Так думалось мне… Много было тут неясного, шаткого и непроверенного. Но на чем я стоял твердо (как стою и сейчас), это была мысль о ненужности и даже вреде категории «Красота» для исследования психологической природы и эволюции художественного творчества. «Красоте» здесь нечего делать. Дело сводится к созданию образов, которые обобщают, объясняют, освещают явления жизни подобно тому, как понятия делают это в сфере прозаического мышления. Как в «прозе», так и в «поэзии» действует категория «Истины», а вовсе не «Красоты». Последняя только путает и затемняет дело. Так называемое «эстетическое наслаждение» в искусстве есть только особый род умственного удовлетворения, возникающего в процессе художественного (образного) мышления, как и в процессе восприятия уже созданных образов. В существе дела оно совпадает с соответственным чувством в области научного и философского познания.

И приступая (в 1893 г.) к психологическому изучению творчества Тургенева, я твердо решил убрать идею «Красоты» и все, что из нее вытекает. Смею думать, что от этого моя книга только выиграла23.

Психологическое изучение великих русских писателей-художников захватило меня столь же глубоко и сильно, как и исследования в области синтаксиса. Тем и другим я занимался одновременно и параллельно. Как тут, так и там одинаково чуялось раздолье моему прирожденному «психологизму». «Свое место» определилось сразу, и «свои слова» явились как бы сами собою, — на первых порах мне не приходилось искать их…

Это был род понятий, методологическое значение которых для меня не подлежало сомнению, что и оправдывалось на деле — по мере того, как работа подвигалась вперед.
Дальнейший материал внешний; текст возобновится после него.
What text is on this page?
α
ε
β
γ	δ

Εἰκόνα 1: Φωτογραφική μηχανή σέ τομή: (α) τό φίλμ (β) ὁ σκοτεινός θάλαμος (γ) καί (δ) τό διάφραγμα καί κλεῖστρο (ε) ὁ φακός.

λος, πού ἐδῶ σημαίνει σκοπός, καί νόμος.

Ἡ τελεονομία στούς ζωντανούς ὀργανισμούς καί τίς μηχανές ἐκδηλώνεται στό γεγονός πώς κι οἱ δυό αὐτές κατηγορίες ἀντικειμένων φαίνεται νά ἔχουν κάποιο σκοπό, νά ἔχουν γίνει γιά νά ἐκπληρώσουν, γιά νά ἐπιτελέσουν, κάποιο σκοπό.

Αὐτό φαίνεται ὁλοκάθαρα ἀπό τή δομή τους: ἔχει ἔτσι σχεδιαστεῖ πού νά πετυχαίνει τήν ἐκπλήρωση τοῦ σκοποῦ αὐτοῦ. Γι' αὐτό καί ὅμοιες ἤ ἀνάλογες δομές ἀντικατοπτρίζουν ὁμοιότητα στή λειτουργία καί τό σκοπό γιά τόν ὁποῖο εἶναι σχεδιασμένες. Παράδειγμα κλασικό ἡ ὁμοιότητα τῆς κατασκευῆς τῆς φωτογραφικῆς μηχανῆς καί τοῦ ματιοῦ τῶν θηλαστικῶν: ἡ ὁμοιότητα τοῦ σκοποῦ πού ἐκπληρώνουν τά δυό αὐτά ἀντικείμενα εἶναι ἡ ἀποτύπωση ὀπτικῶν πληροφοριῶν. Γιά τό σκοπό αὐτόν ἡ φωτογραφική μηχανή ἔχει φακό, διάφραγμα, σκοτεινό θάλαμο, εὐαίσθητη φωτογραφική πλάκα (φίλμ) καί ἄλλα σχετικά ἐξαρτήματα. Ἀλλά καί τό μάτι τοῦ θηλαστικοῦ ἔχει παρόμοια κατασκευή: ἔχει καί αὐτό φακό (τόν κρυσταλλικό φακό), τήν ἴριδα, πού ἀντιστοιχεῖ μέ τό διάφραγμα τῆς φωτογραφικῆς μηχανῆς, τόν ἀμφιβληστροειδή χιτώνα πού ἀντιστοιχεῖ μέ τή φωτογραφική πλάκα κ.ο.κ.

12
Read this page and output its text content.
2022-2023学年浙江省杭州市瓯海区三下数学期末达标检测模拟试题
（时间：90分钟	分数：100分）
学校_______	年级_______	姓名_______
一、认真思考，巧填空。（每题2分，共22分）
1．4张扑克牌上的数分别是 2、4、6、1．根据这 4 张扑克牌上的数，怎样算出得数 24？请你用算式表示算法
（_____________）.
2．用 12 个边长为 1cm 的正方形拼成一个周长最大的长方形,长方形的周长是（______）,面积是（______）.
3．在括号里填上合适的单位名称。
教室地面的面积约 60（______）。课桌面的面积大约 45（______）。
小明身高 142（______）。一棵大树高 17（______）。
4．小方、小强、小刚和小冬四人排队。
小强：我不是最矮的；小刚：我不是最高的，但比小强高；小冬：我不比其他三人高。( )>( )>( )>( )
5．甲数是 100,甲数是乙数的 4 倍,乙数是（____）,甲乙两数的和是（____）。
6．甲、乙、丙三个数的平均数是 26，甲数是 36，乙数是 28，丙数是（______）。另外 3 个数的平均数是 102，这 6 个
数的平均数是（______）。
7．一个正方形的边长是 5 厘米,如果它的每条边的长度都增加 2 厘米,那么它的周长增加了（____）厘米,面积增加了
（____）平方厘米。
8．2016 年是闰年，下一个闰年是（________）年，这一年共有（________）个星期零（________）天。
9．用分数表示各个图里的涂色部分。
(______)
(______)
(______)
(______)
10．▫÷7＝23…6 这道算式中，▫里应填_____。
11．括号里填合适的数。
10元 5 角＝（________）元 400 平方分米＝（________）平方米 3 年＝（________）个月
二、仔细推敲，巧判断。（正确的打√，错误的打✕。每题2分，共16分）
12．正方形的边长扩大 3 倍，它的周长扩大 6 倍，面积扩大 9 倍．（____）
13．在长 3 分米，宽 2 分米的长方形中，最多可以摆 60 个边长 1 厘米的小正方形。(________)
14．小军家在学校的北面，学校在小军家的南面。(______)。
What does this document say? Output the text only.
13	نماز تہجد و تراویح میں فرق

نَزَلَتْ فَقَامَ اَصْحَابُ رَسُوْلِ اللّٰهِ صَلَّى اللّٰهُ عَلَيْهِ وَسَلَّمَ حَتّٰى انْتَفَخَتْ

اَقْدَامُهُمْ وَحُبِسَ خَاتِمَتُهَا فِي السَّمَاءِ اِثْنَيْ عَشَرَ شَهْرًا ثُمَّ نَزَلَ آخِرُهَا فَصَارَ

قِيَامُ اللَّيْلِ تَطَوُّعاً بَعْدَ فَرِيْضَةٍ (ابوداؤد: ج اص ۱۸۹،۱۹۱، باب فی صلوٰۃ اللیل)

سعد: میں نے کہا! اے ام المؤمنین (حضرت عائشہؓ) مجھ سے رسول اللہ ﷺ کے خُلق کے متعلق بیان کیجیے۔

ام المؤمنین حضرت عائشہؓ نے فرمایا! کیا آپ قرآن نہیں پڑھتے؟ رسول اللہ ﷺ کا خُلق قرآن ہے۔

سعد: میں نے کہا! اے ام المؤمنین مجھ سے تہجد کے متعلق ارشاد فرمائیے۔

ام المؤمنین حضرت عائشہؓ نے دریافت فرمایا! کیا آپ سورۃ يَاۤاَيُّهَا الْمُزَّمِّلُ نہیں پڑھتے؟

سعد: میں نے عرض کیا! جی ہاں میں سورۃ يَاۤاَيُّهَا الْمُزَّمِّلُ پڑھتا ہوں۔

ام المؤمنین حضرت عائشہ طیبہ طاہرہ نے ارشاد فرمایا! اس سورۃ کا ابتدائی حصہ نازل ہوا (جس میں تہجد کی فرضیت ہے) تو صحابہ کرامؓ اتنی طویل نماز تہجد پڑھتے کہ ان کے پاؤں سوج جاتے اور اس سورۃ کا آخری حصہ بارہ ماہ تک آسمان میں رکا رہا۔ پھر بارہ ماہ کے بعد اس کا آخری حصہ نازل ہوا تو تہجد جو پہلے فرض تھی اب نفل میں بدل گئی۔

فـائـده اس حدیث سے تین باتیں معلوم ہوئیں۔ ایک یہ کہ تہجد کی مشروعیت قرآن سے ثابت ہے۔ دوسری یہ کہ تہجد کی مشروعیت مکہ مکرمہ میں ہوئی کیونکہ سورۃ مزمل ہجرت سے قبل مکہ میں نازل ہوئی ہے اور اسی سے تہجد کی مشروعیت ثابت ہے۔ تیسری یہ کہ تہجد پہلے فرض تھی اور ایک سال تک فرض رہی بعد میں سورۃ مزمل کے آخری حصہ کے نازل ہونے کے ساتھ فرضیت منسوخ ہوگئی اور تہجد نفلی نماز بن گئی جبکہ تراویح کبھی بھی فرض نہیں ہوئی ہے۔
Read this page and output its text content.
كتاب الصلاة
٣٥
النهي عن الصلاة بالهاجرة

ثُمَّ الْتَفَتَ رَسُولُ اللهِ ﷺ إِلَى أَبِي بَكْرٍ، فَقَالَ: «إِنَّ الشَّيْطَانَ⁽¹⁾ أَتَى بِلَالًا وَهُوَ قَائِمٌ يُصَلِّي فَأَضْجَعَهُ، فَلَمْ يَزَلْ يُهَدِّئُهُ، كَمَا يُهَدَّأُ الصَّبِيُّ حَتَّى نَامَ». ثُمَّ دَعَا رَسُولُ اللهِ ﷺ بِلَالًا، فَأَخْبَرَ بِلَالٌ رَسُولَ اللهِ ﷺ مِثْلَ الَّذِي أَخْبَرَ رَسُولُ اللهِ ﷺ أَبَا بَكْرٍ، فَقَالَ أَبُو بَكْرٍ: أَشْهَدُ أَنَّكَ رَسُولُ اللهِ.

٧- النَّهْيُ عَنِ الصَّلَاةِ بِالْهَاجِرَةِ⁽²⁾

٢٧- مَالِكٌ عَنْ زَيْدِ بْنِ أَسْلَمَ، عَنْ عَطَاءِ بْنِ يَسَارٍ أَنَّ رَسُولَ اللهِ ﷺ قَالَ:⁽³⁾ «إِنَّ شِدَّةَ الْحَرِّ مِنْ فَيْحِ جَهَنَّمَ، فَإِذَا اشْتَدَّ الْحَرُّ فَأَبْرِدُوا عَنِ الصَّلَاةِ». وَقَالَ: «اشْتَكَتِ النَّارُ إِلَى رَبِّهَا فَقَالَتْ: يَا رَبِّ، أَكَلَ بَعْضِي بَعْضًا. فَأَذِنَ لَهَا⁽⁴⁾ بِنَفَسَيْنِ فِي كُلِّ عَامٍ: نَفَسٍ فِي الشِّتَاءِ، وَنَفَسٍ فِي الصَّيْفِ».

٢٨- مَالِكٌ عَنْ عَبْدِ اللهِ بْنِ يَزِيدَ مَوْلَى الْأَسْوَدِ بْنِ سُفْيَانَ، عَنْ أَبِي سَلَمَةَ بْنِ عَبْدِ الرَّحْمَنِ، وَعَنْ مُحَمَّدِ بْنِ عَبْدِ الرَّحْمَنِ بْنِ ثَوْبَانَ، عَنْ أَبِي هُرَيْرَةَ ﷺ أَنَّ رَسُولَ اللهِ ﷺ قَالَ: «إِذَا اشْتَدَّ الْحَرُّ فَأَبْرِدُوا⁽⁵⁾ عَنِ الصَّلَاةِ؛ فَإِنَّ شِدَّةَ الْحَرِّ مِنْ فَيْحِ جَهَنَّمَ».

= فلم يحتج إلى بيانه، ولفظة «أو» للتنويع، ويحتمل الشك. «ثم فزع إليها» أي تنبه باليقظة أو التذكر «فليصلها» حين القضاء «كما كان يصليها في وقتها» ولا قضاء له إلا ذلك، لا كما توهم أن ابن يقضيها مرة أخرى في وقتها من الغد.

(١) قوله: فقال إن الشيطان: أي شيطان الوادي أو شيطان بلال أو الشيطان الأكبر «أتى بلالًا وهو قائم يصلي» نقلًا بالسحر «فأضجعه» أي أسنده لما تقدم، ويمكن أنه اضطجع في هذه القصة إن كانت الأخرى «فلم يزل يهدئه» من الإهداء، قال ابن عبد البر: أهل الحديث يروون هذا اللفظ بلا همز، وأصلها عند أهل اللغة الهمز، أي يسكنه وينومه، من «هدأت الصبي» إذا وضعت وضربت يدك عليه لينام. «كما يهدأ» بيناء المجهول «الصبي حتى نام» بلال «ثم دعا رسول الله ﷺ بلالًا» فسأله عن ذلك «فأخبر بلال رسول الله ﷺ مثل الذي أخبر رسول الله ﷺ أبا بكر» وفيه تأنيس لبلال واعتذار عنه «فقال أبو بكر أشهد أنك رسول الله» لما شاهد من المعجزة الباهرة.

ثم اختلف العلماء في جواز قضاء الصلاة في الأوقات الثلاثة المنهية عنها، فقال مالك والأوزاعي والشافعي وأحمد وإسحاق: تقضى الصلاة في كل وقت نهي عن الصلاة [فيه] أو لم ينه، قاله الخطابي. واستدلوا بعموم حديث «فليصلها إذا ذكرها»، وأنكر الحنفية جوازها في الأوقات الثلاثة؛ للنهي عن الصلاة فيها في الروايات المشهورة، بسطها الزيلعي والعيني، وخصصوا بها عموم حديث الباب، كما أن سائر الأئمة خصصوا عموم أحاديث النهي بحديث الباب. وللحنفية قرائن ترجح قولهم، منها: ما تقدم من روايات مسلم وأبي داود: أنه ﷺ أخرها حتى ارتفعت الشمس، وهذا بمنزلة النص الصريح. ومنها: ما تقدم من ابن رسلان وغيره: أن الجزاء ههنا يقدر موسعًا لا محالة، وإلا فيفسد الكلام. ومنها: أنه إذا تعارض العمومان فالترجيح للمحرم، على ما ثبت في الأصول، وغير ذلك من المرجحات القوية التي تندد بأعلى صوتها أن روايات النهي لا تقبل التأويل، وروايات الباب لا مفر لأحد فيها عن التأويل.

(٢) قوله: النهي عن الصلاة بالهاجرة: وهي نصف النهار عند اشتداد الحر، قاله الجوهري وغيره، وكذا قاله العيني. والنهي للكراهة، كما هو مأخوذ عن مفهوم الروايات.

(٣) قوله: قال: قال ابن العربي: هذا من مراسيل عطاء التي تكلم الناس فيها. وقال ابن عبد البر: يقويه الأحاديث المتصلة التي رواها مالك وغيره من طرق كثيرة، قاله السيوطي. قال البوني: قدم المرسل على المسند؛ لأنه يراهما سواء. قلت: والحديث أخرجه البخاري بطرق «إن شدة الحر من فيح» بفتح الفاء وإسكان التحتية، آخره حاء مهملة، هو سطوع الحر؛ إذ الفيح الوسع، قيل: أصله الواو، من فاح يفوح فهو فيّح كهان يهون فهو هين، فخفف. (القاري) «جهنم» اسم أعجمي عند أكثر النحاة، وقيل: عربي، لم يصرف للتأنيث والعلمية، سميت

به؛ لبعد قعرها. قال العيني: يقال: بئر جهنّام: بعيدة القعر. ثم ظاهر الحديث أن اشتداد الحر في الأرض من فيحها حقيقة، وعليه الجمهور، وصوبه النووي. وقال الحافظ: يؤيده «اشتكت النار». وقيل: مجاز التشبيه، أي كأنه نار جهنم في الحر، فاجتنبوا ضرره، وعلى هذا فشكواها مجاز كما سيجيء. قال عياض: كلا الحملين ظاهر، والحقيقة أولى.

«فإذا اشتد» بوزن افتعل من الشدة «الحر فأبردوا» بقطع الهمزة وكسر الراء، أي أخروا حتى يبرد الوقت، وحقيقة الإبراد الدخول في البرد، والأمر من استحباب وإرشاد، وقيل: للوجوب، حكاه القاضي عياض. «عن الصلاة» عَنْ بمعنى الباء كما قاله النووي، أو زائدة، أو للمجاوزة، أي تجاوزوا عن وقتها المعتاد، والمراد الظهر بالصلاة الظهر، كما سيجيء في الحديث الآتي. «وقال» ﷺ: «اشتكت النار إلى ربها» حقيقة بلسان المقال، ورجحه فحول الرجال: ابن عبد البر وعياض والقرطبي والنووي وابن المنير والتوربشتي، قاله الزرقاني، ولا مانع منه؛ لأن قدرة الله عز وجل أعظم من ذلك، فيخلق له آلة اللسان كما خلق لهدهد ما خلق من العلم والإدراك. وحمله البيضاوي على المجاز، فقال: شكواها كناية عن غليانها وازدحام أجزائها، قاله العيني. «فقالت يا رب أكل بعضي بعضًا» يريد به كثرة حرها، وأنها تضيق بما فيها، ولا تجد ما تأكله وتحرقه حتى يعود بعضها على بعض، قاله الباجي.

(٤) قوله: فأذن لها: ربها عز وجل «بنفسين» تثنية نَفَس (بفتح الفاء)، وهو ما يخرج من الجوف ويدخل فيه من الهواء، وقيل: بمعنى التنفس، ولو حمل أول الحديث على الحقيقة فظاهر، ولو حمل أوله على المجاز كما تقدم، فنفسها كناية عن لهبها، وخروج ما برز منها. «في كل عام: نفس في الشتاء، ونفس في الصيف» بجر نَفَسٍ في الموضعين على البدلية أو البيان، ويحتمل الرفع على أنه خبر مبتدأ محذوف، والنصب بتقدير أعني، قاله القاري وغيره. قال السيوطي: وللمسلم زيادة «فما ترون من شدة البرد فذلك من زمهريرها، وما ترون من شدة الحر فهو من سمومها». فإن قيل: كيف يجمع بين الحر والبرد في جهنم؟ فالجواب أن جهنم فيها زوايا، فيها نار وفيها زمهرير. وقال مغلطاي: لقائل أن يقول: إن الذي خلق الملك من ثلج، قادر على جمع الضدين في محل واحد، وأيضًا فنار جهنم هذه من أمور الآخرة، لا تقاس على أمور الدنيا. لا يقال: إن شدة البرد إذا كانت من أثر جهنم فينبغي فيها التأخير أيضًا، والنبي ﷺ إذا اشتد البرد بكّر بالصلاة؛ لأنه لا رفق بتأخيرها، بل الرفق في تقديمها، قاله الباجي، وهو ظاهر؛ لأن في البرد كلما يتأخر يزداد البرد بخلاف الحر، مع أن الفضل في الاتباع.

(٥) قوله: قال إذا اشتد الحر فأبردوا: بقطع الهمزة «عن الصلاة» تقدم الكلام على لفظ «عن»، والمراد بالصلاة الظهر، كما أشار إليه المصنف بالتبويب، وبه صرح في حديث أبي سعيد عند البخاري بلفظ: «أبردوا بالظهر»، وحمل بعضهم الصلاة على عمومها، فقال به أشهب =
Сперва явилась мысль о необходимости различать два вида творчества: объективное (Тургенев) и субъективное (Толстой). Это давало мне возможность заглянуть в «интимную лабораторию» художественной мысли, — в ее психологию, и связывало работу художника с его натурою вообще, с укладом его ума в частности. Вскоре возникла мысль о необходимости различения натур не-эгоцентрических (Тургенев, Пушкин) и эгоцентрических (Толстой, Гоголь). Это открывало мне доступ в глубь психологии не только писателя, но и человека, и давало возможность уловить ту грань, на которой возникающая мысль поэта соприкасается с коренным укладом личности. Несколько раньше я сделал попытку применить к искусству научное различение двух методов: наблюдательного и экспериментального. Несмотря на возражения авторитетных критиков, я продолжаю настаивать на методологической целесообразности этой идеи. Она оказалась весьма применимой при изучении творчества Гоголя. Чем дальше подвигался я в этих изучениях, тем яснее становилась мне мысль, что главное отличие, по существу, между творчеством художественным, с одной стороны, и научно-философским, с другой, сводится не только к тому, что первое орудует образами, а второе понятиями, но и к тому, что искусство стремится к воспроизведению и познанию всего человеческого, оно — антропоцентрично и всю сумму восприятий перерабатывает в нормы человеческой психики (откуда и тот факт, что моральное имманентно художественному), между тем как объект научной и философской мысли есть космос, — она стремится высший и сложный порядок явлений, обозначаемых термином «человечество», свести к их источнику, к миру биологическому, а этот последний разложить на процессы физико-химические и механические. Идеальная цель искусства — человечность в ее бесконечном развитии. Идеальная цель науки и философии — Космос в его вечности.

Пришлось мне в те годы (вторая половина 90-х годов) заняться и проблемою лирики. Я обратился к ней, увлекшись поэзией Гейне24. Но тогда я далек был от мысли усматривать в лирике особый вид творчества, по существу отличный от творчества художественного (образного). К этой идее я пришел гораздо позже, лет десять спустя.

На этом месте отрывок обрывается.